For instance, in Uttar Pradesh, Swami Prasad Maurya, an OBC leader who resigned from the BJP ahead of the Assembly elections earlier this year, had said that 19,000 reserved seats of schoolteachers were filled with candidates from the general category. Hindutva has not merely appropriated social justice within its fold but also reconfigured it. “True social justice is when development reaches villages,” Mr. Modi had said after opening the Bundelkhand expressway in Uttar Pradesh last month. This idea of ‘development as social justice’ is a clever spin to the social justice debate.

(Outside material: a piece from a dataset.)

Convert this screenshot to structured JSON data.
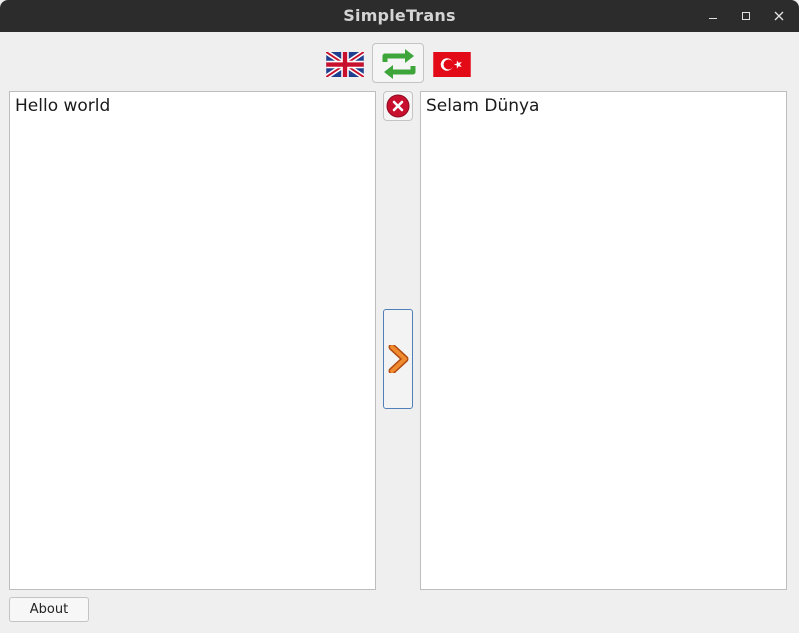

It is not that all OBCs and Dalits are sold on Hindutva. Mutinies continue, and will continue. Of particular sensitivity for the OBCs will be the prospects of an upper caste Chief Minister, but that is not a dealbreaker between lower castes and Hindutva, as the U.P. experiment shows. Yogi Adityanath is a Rajput, but managed to remain as a unifying icon for Hindutva voters and won a second consecutive term. In Bihar, the BJP currently does not have an identifiable OBC leader who may not make other communities nervous — it will have to groom one of its existing leaders into that role. The BJP is walking a tightrope of balancing caste equations and it can trip on its original mistrust of lower caste demands. But the parties that flourished as torchbearers of social justice are facing a bigger crisis, and the slogan itself has lost its potency to inspire.

Allegation versus reality

Corruption, nepotism and the shameless promotion of the families of leaders who swear by it have emptied the soul out of the social justice slogan. Mr. Maurya’s rebellion enthused urban secularists but it did little to open a new front of social justice mobilisation against the BJP in Uttar Pradesh. His daughter was already a BJP Member of Parliament and he was demanding a seat for his son too. In the end, he lost his own seat in the Assembly elections. It remains to be seen whether the new JD(U)-RJD alliance will be able to fight back the BJP charge that social justice is merely a facade for aggrandisement by its leaders and their families — or merely prove the charge right. At any rate, social justice politics is at a crossroads. Or perhaps even at a dead end.